"I feel so out of control...mentally and emotionally. My thoughts and my feelings are all over the place and I can't tell which was is up. I want my baby - I want Jeslyn safe and sound in my belly. I hate that she'll be missing form my physical life forever, I'm jealous of mothers who decided to carry their baby to term and got to eventually meet their child. Even if it was only for a few minutes. They got to see their precious baby's face, to kiss their tiny cheeks, to count and caress their beautiful fingers and toes. They have tangible evidence that their baby was here on this earth if only for a brief period of time. I have none of that. I have almost nothing tangible to show that my daughter exists...to show that the grief I feel because I lost her is real, valid, and important".
There is so much more to my grief and to the thoughts and feelings that I have on a daily basis. This is just a part of it, although, it's a huge part of it. The decision we made never sat well with me, and, it still doesn't. I don't think it ever will. I'll never be "okay" with the decision that we made, because, we ultimately decided to end the life of our child. That hurts - like hell. I don't think that's something you ever can become "okay" with...the part about being the person who chose to terminate a pregnancy and my child's life, in one fail swoop. I love my baby and I loved her when we made the decision we made. Some people may not understand that, but, I was trying to parent her in that moment and I will try and parent my dead child for the rest of my life. I can only hope that, one day, I will forgive myself for the decision I made - for the decision we felt we needed to make. For the sake of Isla, for the sake of our family, and most importantly...for Jeslyn's sake.

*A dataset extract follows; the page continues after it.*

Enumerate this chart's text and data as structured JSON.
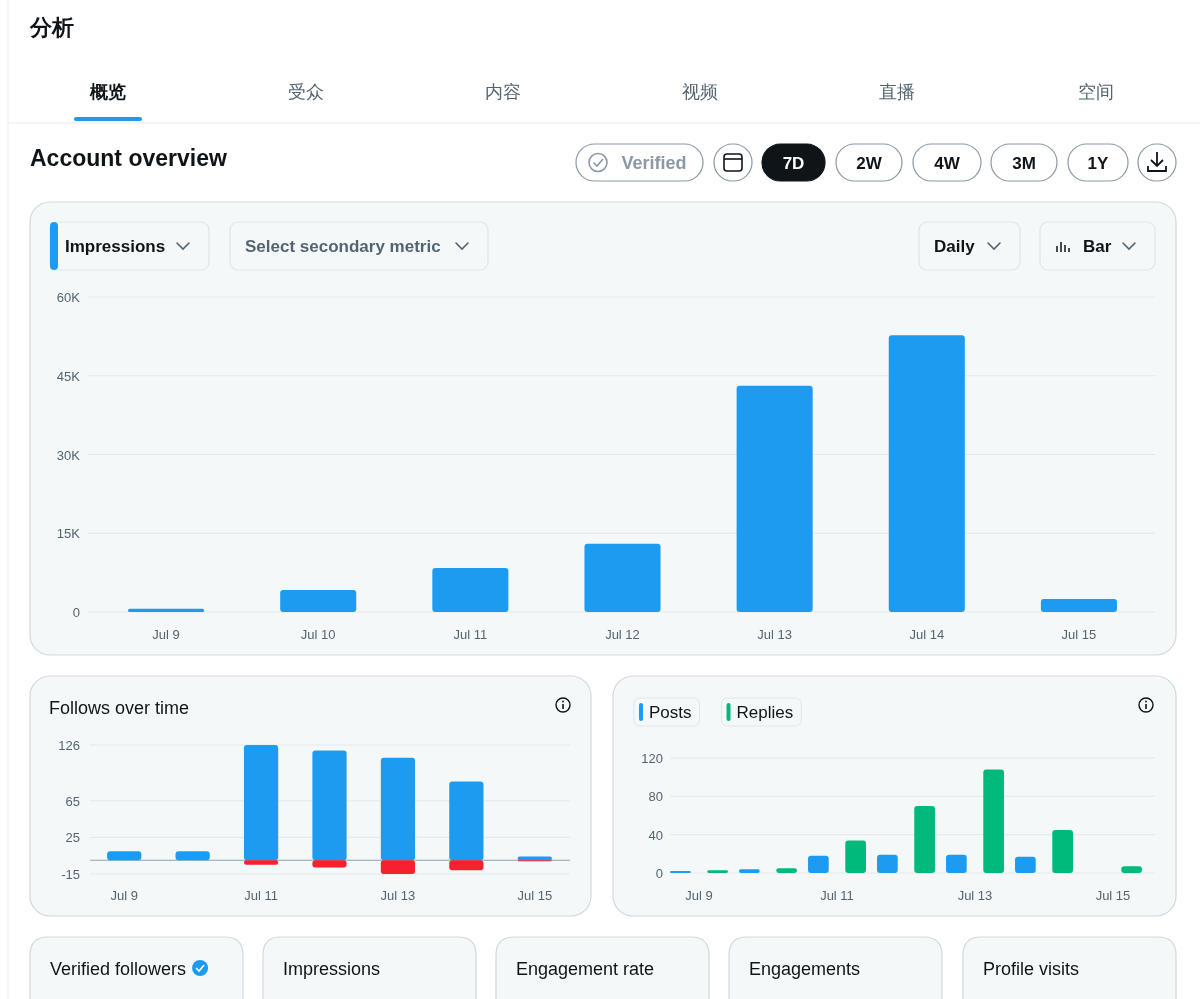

But, with ALL that said - it is STILL HARD. This grief is so complex and multi-faceted. I feel like it will take me until I am old and grey to really grasp it and get a handle on it. And that, in and of itself is heavy and overwhelming. Until then, I try to keep it together in the light of the day. I try to be who I was before this all happened, even though I know I'll never be that woman again. I am a new woman...and some people may find it hard to be around this "new me". And that's okay because I don't really give a sh*t. Well, I don't give a sh*t about how most people feel about what I am going through. Some people, I do care about and try not to alienate with my new normal. I don't know if that's the right thing to do or not. But, I guess I do it...so that I don't lose everyone in my life. So that my child still has friends. But, I gotta say...it's exhausting to put on a face for people. To hold it together and be pleasant and "okay" when inside, I am slowly crumbling...slowly dying a little bit more every day from the unbearable loss I've experienced. I really just want to do nothing...nothing but the things I do to help me get through the daily fight of grieving. But, I know I can't do that. I know I can't shut everything else out because I am a wife, I am a mother, I am a student, I am a friend. I am so many things and I have responsibilities. Things I HAVE to do. And I mostly do them - I try, anyway...and just do the best I can.
I've been told lots that it seems all consuming and like there isn't a light at the end of the tunnel right now because it's all still so raw and new. And yeah...I am definitely still in that space where it seems like I will be in this fog for the rest of my life. But, I know I am actively trying to work my way through this and all I can do is keep doing what I am doing and hope that I do make it to the other side where that damn light is.